A trip to the DIY store and £5 later, I am now the proud owner of what appears to be a pretty serviceable one-bean-at-a-time solution.

I cleanly cut 10 beans in a couple of minutes, I would always say a guillotine will always be quicker and better but needs must and a pipe cutter will work.

Cut Tests and fine chocolate

The International Cocoa Organization (ICCO) and the world cocoa foundation have made it a requirement for large companies to use standardised cacao.

That’s, cacao that is fermented to the same point, so all tastes approximately the same. Buyers can easily measure that standard by checking the colour of the beans.

Beans that are at the correct level of fermentation will no longer be their natural purple or reddish colour, but a shade of brown. Inspectors use established guides to check the colour and aim for one uniform shade in the batch.
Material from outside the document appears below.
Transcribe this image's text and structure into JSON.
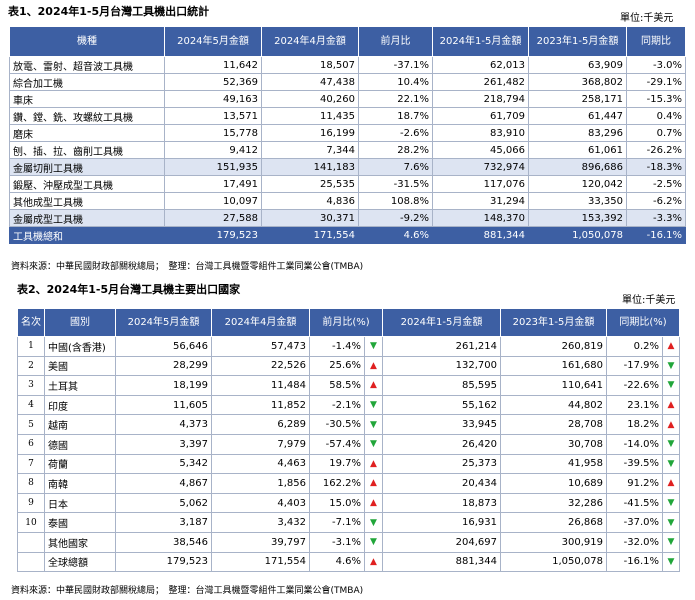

The standard states that cocoa beans should be:

  • Free from any evidence of adulteration.
  • Virtually free from living insects and other infestation.
  • Virtually free from any foreign matter.
  • Reasonably free from broken beans, fragments and pieces of shell.
  • Fermented, then dried until their moisture content no longer exceeds 7.5% mass.
  • Free from odour contamination.
  • Within the standard for violet or purple beans, typical of the specified grade or origin.
  • Reasonably uniform in size, fit for production of a foodstuff.
  • Reasonably free from bean clusters, flat beans, germinated beans, residue and sieving’s.

The Grade Standards lay down the following maximum limits for producing country internal classification for fermented beans: - ISO 2451 now also specifies bean size standards, defined by the bean count and usually expressed by the number of beans per 100g The current specifications are:

Large beans: Bean count of less or equal to 100
Medium beans: Bean count of 101 to 120
Small beans: Bean count greater than 120




Damaged, Flat, doubles, germinated
One 3% 3% 3%
Two 4% 8% 6%

cocoa grading is becomming more sophisticated with a much more holistic approach, where cut tests are just one consideration, rather than the whole analysis. Slowly, the industry is adopting more nuanced methods to evaluate quality and allow room for individual features and preferences.

Collaboration between fine chocolate-makers and producers could lead us to a point where buyers could order beans fermented to their preference, just as a customer in a restaurant can order their steak rare, medium, or well-done.